You can always run jar tvf <path to uber>.jar
after the fact to see what is in it @csd
Ah, OK.
to answer that, you could try lein with-profile +uberjar deps :plugin-tree
- or whatever profile ring ubjerjar uses while building classpath...
Hello all, I have a VERY noobish issue. I am reading "Clojure for the Brave and True" and I have gotten stuck early. I cannot figure out what the last three lines in this code block actually do: (defn my-reduce ([f initial coll] (loop [result initial remaining coll] (if (empty? remaining) result (recur (f result (first remaining)) (rest remaining))))) ([f [head & tail]] (my-reduce f head tail))) Could someone explain what the recur is actually doing here?
the last two lines are distinct from the line with recur
in it. that's how you create different arity versions of the same function
basically, it jumps back to loop
but replaces the values of result
and initial
with the result of (f result (first remaining))
and (rest remaining)
> if give two args, f
and a list, split the list into head
and the rest into tail
and call the three arity version with (my-reduce f head tail)

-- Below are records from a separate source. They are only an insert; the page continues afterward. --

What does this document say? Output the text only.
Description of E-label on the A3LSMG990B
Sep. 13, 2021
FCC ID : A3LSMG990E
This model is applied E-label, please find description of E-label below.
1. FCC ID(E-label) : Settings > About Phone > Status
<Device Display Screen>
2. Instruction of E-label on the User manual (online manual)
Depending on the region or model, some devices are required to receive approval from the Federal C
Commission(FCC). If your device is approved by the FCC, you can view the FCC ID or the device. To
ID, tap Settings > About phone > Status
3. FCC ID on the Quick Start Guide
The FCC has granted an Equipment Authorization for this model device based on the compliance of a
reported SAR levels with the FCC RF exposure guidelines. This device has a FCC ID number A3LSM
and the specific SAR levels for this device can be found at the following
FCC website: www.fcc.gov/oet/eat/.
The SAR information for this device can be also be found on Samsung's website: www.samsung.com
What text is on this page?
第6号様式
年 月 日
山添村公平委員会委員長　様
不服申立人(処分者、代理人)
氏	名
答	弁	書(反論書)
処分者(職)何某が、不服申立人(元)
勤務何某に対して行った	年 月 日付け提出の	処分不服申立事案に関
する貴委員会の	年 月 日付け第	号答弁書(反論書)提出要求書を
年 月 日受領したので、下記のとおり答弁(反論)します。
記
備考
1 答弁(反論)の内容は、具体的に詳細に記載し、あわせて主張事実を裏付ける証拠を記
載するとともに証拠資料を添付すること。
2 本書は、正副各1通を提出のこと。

dpsutton - that makes sense, i was not seeing it as a different arity
and thanks bfabry, you cleared up the recur a good bit for me
smaller example can help. from https://clojuredocs.org/clojure.core/loop:
(loop [x 10]
(when (> x 1)
(println x)
(recur (- x 2))))
;;=> 10 8 6 4 2
It seems like im going to need MULTIPLE resources at once to learn this lol. I truly appreciate the help 🙂
At the cider repl in emacs, with evil mode on, can I somehow cycle through and run previous commands?